A uniformed port official, a humanoid robot, approached the party. He saluted Grimes smartly.
“Sir, Commodore Kane instructs that you be ready to commence discharge at 0800 hours. The Commodore will call upon you at 0930.”
“Our master’s voice,” said Agatha Prinn sourly.
And then they all drifted back to their ships.
***
“Sign here, Grimes,” said Drongo Kane. “All four copies.”
Grimes signed.
He had read the document carefully and found that its provisions were as good as could be expected. He did not think that he had missed anything in the small print.

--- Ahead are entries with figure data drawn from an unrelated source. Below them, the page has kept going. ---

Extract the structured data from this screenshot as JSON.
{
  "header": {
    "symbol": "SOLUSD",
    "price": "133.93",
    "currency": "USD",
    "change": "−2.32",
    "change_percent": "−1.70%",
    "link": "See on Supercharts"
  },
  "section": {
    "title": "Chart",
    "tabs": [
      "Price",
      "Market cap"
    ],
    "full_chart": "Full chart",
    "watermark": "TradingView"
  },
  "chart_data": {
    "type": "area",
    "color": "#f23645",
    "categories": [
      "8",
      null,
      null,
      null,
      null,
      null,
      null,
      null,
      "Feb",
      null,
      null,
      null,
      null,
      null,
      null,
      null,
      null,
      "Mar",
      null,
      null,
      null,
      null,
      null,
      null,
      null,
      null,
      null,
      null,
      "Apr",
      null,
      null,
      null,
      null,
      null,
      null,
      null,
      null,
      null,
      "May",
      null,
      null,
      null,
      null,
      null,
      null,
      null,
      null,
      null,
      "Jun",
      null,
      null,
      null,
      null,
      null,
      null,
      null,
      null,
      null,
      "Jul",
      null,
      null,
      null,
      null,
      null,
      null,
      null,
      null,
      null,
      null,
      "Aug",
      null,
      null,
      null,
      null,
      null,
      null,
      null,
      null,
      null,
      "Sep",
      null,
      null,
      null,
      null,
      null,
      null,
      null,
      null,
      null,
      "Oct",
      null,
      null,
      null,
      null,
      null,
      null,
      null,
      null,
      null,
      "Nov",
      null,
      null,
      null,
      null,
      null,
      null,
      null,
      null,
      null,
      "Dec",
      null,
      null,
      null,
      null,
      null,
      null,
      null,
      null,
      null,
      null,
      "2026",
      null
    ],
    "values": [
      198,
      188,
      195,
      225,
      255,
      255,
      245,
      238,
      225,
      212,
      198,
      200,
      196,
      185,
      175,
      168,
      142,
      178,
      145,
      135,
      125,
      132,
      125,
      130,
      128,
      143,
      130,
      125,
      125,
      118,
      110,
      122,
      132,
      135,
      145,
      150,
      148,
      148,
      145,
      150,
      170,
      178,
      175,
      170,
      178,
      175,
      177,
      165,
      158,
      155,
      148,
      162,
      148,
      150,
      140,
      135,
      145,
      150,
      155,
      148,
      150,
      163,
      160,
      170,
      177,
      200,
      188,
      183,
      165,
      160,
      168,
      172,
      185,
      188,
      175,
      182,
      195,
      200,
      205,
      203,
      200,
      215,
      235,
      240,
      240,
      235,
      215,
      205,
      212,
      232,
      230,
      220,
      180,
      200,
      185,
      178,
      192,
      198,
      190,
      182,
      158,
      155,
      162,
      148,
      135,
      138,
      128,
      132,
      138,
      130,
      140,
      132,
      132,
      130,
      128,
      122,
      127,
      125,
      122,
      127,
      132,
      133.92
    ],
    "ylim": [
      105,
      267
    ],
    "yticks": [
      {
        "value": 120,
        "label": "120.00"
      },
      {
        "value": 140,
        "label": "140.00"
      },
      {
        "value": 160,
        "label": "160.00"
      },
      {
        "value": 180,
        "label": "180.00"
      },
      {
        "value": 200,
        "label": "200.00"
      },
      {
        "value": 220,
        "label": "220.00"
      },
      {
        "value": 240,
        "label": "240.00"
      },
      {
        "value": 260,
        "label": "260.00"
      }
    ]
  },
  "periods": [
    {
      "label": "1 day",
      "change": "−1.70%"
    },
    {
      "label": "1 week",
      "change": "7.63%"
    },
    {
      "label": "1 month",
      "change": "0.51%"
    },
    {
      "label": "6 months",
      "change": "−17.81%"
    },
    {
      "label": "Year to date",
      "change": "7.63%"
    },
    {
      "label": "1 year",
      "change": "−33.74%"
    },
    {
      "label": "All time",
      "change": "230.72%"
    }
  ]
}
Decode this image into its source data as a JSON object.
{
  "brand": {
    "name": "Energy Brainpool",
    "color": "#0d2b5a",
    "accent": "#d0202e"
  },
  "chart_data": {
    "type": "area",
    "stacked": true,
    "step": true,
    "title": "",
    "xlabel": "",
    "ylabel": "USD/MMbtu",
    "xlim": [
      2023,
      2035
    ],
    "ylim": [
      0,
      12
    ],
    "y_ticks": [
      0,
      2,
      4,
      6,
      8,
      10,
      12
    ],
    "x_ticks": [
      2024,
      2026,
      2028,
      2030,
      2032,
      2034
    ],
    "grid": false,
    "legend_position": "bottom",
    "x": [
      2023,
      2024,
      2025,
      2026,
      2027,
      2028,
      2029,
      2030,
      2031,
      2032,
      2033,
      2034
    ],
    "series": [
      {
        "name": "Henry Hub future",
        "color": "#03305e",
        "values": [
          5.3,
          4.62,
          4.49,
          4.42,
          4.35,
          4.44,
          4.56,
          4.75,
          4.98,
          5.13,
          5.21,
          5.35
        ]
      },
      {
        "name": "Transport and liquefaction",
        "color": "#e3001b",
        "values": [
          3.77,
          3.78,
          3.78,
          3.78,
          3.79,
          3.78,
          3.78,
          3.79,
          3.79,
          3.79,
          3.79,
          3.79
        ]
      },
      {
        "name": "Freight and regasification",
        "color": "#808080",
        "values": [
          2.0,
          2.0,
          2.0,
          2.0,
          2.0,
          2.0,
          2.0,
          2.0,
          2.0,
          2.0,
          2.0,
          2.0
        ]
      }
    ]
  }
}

For a quite substantial consideration he agreed to put his ship, his officers and himself at the service of El Dorado Corporation until such time as the contract would be terminated by mutual consent or, with an option for renewal, after the passage of three Standard Years. He, as master of Sister Sue, had been given the rank of Company Commodore with authority not only over the other shipmasters but to deal, on behalf of the corporation, with planetary governments. Items of equipment on loan from the El Dorado Corporation were to be returned, in good order and condition, on expiration of the contract; there was a penalty clause covering failure, for any reason, to do so.